I remember none of it. Well, that’s not entirely true. There is a blank space between the several days before I went to the ER and when my memories started emerging again around March 30, just after waking up with the trach. I was sedated through much of the really scary stuff, leaving my family to cope on their own. Not particularly nice of me, but when you’re given enough sedation to down a horse, there isn’t much choice.

It wasn’t actually enough sedation to down a horse. I fought it hard, so it was enough sedation to put four men under. I find this endlessly amusing.

I’m really grateful to Ken for taking the photo of me sedated and in isolation, for knowing that I’d need it. It helps make the whole thing more real. Although truth be told, part of me is convinced that it is an elaborate Photoshop prank.

Given the crashing episode, everyone decided to be extremely conservative in how my case was approached. After waking up, I spent the next 10 days in the ICU, then was moved to a ward.

And was on a ventilator until two weeks ago. Which meant I spent 14 days being conscious, but not able to talk. I’m sure you can imagine my reaction to that!

It was ... “interesting.” A separate post will follow about that part of the experience. For now, suffice to say that I will never shut up again.

I’ve been home for a little over a week now and am getting stronger every day. It’s going to take a while to get back to normal — lying in a bed for 33 days decimates your strength and stamina. I’m just being good to myself, eating as much as I can, and taking however long I need to get back to normal. And waiting for the tracheostomy stoma to close so I can really start to talk again.

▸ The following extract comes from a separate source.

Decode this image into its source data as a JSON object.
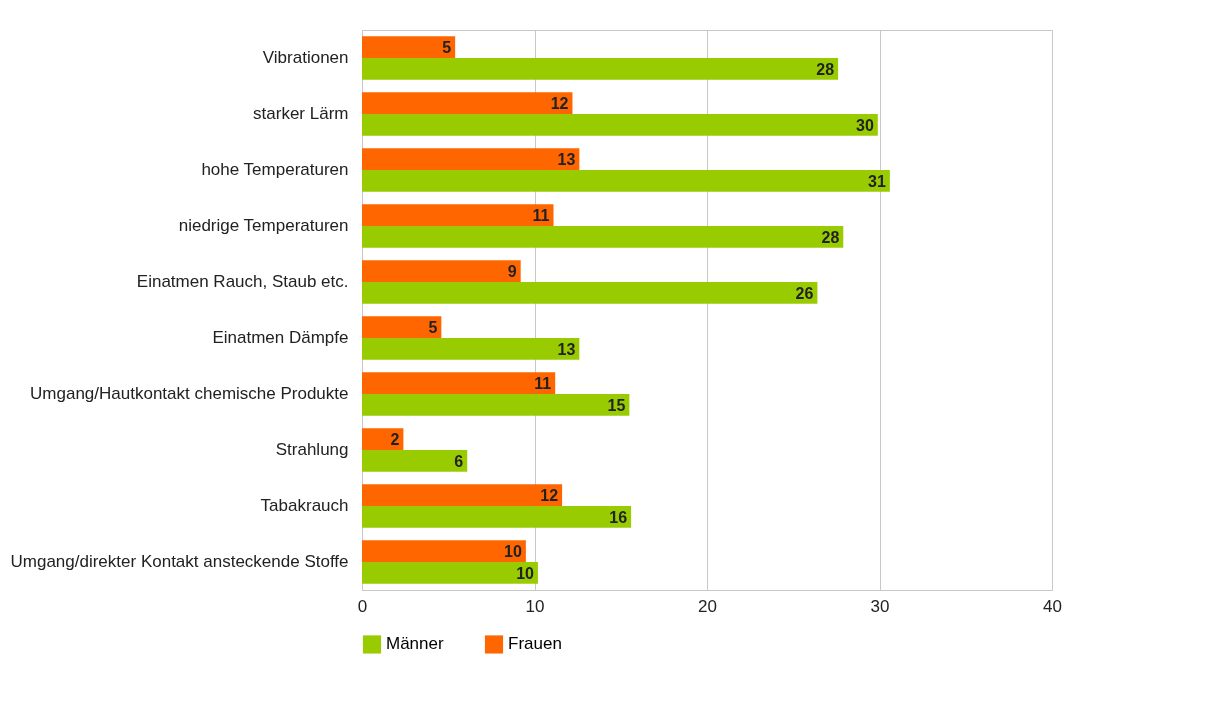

There is so much about this experience that is overwhelming and deeply emotional. Especially hearing my family’s stories of the first two weeks when things were so dire. Noticing the way they keep looking at me with relief and wonder in their eyes, making sure I’m still here, still me, touches my heart and makes me realize how close it was. Which is also deeply weird, because my experience is, as I mentioned, of a blank space and waking up with the trach, extremely weak, but feeling remarkably like myself.

And that makes me a very lucky woman. To go through everything I did and come out the other side physically weak, but mentally just the same is fairly close to a double miracle. Both my GP and my rheumatologist attribute this to me being a healthy person prior to the nightmare. Which also sort of amuses me, what with having a chronic illness and all.

I am overwhelmed with the gift of life I have received.

I am beyond grateful to the staff of the MSICU and the Medical Unit at St. Michael's Hospital in Toronto for all they did to save my life and get me back home.

I cannot say enough about the way my family (both biological and chosen) pulled together and rallied around me, their love carrying me through. There are so many moments that I remember — and a whole bunch I don’t — that made this hard thing easier for me.

I’m also so grateful for the support I received from my friends and people in my “real life,” as well as online communities. The comments on my sister’s Facebook posts, the prayers, the thoughts that went my way helped immensely when I was stuck in the ICU, scared and silenced.

And then there is The Boy. My rock, my safe person, the one who held it all together, took care of Lucy, came to see me every day, and dedicated himself to making my first week home as easy as possible. Thanks to him, the reentry into life was a gentle and protected slide.

There is so much more that I’ll talk about in later posts. For now, I’m going to enjoy being alive and being home.